The family would like to send special thanks to his trusted physician of many years, Dr. David Preston and his staff, with whom he consulted frequently, to the staff at Mount St. Joseph, where he stayed before his last admission at MaineGeneral in Waterville, to the staff on the second floor of Thayer Unit who showed Dad such tender care in his final weeks, and an extra special thank-you to two angels on that floor, Carol and Sherri.

Dad.

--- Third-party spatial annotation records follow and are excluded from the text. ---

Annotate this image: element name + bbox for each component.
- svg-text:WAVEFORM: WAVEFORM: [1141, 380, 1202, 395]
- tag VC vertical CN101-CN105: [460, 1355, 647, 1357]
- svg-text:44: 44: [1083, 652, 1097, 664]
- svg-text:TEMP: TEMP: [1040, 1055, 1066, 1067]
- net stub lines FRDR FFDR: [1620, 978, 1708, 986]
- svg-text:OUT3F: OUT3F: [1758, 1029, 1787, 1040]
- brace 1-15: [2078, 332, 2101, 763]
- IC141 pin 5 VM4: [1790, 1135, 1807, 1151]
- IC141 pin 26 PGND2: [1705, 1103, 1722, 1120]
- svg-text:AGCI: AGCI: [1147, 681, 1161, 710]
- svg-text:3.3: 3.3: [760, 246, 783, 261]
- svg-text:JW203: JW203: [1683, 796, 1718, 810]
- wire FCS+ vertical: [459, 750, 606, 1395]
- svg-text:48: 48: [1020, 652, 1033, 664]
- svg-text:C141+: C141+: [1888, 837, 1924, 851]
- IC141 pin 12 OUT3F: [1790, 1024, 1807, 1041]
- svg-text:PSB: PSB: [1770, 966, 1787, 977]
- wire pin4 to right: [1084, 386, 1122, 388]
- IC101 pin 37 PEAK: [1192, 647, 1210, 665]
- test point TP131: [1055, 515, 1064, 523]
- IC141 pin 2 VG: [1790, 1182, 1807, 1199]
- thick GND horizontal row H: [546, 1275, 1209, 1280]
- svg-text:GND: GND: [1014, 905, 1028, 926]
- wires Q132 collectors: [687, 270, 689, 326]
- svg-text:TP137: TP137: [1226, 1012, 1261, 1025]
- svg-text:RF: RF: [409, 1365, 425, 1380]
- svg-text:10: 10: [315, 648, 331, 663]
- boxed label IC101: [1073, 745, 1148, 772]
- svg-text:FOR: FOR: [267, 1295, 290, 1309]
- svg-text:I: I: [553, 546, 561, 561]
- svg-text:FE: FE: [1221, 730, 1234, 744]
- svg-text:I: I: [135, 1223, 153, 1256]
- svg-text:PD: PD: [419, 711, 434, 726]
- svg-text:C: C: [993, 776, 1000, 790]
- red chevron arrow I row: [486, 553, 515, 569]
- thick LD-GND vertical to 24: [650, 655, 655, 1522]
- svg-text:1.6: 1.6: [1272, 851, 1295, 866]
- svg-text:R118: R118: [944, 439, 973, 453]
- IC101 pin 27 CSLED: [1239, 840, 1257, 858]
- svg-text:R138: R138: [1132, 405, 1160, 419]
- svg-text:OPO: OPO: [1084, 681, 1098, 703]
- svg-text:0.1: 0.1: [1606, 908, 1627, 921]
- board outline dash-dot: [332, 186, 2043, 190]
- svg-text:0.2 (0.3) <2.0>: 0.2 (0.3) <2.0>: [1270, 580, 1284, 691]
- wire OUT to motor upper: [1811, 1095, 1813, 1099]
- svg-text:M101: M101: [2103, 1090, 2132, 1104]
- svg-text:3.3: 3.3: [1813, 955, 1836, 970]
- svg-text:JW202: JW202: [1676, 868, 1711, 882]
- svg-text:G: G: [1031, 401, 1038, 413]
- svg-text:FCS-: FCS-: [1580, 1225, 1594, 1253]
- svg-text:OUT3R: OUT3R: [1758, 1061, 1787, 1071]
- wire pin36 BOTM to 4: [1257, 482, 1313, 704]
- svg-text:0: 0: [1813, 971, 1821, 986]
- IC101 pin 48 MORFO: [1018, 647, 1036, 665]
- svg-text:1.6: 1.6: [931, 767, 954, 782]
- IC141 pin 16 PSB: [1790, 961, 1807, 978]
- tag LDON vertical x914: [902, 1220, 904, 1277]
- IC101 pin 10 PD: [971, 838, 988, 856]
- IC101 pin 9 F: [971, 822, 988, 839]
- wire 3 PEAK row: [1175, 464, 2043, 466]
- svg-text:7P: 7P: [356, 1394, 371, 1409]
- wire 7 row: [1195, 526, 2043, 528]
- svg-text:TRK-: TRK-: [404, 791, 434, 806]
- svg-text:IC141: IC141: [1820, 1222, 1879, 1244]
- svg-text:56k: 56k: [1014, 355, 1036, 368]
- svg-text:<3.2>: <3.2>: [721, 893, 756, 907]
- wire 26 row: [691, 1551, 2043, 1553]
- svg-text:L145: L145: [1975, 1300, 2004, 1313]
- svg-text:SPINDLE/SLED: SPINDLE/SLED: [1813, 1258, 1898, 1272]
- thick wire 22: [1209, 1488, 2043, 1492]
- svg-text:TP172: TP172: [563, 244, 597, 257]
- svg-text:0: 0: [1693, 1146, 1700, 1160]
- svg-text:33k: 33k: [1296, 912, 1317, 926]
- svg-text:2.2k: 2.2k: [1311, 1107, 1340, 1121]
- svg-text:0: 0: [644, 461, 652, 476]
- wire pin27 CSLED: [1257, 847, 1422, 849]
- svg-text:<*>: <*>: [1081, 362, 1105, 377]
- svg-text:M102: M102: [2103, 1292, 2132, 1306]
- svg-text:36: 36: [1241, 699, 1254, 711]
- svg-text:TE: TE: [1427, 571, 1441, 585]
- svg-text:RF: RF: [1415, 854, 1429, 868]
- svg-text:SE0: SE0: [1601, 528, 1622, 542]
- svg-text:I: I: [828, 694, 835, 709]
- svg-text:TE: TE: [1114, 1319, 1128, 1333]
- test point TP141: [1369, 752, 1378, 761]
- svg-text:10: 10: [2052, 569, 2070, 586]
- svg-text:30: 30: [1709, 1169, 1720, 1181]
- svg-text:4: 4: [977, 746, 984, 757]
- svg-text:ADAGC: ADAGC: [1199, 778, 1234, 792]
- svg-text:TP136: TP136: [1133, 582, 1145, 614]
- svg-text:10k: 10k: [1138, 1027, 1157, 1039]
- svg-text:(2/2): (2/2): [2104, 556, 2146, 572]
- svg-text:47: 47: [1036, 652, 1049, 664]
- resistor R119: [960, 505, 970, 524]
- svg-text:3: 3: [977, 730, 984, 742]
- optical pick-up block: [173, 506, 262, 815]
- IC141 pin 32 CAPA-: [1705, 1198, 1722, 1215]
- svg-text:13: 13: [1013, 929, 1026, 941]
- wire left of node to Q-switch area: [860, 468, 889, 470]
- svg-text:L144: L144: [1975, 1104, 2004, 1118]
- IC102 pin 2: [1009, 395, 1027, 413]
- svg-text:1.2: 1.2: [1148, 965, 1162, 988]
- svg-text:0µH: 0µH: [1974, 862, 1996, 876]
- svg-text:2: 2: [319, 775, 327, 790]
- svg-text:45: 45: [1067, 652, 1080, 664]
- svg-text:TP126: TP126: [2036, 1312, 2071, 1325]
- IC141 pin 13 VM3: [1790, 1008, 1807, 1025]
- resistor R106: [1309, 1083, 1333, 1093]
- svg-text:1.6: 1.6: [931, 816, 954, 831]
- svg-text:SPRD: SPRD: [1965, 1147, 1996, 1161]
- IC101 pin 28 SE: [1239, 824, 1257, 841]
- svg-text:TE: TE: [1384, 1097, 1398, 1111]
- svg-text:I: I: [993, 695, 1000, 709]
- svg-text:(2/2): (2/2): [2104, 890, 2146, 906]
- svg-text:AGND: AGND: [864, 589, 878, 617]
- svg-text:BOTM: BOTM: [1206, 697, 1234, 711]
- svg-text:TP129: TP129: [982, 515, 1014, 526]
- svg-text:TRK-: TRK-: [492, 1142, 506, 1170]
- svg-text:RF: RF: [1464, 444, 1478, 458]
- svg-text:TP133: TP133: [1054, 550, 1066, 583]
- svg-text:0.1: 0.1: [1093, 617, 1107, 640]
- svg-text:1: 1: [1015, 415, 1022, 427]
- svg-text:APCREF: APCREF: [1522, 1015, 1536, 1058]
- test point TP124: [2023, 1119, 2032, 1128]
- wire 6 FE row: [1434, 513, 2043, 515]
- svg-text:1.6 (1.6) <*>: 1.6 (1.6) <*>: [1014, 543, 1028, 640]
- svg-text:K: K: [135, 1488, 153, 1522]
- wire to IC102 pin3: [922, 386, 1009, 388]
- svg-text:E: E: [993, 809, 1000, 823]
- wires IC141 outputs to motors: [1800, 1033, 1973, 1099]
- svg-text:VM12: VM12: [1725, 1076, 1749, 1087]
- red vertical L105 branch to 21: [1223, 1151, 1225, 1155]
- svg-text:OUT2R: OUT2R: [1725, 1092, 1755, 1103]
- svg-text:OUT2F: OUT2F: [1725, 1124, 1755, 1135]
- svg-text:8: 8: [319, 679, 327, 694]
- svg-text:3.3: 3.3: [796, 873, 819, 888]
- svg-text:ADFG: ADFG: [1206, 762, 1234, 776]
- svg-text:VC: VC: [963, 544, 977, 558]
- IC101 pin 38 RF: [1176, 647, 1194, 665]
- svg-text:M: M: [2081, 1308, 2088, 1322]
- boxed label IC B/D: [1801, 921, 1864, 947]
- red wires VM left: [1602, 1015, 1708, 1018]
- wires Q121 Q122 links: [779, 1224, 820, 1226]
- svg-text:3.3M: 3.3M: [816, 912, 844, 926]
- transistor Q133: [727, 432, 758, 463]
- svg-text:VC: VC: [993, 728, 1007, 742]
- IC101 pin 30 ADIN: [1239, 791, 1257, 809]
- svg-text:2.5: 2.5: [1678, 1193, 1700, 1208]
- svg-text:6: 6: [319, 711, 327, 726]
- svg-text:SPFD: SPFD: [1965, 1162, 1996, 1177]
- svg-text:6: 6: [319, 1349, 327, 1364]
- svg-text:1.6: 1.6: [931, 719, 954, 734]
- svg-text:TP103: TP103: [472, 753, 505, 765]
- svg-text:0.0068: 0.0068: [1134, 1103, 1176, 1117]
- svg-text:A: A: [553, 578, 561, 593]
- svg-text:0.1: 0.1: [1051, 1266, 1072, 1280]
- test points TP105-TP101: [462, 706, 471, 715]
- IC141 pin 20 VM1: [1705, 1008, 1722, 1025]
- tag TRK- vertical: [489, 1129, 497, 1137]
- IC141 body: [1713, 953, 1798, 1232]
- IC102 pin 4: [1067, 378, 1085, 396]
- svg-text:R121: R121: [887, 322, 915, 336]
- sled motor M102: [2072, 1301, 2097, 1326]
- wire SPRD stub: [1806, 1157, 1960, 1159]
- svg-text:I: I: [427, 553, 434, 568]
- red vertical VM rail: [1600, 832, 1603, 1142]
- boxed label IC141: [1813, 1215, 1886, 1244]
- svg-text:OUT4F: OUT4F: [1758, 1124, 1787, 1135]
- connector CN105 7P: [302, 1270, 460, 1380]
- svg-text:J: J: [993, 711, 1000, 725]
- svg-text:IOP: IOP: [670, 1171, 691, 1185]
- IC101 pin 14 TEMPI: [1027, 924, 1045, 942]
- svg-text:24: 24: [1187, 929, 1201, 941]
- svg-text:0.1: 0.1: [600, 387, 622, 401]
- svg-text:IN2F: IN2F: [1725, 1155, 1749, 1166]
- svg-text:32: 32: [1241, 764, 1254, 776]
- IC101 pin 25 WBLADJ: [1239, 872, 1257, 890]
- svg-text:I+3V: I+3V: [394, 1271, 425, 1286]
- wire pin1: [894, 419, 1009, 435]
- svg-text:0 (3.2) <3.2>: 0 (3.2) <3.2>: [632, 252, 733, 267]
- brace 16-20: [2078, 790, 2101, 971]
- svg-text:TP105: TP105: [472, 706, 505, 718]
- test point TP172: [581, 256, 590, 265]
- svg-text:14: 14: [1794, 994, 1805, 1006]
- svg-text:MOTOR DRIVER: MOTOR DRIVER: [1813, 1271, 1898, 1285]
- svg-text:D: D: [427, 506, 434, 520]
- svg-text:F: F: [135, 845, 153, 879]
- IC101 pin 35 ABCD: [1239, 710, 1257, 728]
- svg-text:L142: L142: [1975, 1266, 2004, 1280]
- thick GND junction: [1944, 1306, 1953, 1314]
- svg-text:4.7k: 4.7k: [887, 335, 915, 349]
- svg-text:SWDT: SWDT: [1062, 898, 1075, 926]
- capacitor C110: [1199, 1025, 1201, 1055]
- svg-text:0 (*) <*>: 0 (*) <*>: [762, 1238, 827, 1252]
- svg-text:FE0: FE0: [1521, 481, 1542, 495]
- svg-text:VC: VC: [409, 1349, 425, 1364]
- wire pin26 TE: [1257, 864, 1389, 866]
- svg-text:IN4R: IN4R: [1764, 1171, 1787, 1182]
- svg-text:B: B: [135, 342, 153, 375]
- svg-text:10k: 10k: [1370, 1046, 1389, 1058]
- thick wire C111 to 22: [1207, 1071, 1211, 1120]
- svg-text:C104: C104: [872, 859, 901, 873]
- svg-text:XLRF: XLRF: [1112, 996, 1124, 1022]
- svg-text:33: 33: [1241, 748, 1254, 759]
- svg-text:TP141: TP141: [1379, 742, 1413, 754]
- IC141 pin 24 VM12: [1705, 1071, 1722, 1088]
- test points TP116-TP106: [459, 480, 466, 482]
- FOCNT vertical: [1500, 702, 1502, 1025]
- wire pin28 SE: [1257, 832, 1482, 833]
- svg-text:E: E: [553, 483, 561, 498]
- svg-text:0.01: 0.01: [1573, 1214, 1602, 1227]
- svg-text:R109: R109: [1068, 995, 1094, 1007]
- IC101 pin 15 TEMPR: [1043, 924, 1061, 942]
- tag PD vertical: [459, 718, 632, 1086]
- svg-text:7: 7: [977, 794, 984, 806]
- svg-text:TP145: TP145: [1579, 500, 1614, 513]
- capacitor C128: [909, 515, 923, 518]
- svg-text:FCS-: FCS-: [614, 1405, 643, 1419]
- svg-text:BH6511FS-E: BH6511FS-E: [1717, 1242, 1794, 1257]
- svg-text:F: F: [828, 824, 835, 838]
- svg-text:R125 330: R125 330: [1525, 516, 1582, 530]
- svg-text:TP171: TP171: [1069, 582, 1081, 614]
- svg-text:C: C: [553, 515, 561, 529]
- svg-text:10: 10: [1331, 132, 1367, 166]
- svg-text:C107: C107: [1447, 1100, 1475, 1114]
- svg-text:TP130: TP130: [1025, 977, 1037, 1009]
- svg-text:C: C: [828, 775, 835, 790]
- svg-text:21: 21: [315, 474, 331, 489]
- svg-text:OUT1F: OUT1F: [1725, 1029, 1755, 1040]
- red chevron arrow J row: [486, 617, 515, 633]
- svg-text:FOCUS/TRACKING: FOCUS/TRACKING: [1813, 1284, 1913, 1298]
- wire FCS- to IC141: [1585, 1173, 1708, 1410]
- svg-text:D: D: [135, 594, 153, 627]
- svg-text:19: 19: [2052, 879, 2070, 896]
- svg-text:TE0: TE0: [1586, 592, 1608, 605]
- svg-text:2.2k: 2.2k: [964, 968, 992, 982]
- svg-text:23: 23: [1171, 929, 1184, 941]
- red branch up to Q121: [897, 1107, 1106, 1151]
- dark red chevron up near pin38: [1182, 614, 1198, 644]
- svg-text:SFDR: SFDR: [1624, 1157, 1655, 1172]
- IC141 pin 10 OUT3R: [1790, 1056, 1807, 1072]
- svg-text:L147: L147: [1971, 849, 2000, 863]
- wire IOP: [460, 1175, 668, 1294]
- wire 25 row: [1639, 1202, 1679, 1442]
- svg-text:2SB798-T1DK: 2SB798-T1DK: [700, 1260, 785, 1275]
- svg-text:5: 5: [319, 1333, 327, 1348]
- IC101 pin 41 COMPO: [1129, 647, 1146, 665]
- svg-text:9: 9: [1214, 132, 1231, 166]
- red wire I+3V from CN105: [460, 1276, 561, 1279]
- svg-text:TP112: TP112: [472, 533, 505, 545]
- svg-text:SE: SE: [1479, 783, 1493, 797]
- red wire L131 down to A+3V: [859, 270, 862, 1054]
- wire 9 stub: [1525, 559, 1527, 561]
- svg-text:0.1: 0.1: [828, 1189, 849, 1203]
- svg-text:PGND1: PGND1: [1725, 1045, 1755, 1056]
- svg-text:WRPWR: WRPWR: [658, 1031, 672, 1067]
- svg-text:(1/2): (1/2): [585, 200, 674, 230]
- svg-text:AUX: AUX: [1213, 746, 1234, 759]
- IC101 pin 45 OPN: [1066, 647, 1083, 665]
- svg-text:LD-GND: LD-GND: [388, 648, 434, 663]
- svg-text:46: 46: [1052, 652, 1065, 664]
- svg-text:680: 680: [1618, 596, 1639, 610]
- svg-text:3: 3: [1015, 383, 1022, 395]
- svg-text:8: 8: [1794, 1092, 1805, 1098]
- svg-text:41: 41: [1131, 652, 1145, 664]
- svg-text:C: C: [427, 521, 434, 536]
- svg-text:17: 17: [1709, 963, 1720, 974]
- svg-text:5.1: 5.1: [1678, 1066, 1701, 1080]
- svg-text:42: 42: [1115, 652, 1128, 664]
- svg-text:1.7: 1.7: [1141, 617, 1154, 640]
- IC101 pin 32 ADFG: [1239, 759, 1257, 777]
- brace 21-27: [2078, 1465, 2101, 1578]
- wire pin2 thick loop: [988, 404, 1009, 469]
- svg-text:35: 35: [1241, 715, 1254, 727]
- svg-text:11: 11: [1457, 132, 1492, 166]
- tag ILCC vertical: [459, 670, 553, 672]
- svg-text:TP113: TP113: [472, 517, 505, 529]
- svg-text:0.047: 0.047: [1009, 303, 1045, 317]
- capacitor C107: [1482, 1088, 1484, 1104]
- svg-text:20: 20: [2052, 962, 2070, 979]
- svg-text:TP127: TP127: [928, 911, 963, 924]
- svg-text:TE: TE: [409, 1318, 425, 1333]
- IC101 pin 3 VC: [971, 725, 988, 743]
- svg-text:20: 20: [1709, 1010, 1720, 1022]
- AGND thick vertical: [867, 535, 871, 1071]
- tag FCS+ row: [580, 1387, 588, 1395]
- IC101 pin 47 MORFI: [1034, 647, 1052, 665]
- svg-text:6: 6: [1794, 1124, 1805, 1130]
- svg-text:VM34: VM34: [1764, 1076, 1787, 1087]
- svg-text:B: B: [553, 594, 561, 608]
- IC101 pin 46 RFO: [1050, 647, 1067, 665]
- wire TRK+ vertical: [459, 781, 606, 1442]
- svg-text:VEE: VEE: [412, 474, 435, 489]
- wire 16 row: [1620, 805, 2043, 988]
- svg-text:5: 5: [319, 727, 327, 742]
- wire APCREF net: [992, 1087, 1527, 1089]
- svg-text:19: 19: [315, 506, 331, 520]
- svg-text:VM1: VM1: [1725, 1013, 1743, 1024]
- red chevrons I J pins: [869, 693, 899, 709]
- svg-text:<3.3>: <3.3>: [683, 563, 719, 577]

He dreams, he plans, he struggles,

That we might have the best . . .

His sacrifice is quiet,

His life is love expressed.

(Author unknown)

A graveside memorial service will be observed at Union Cemetery in Moscow at an as yet undetermined date.

Arrangements are under the care and guidance of Giberson Funeral Home and Cremation Services.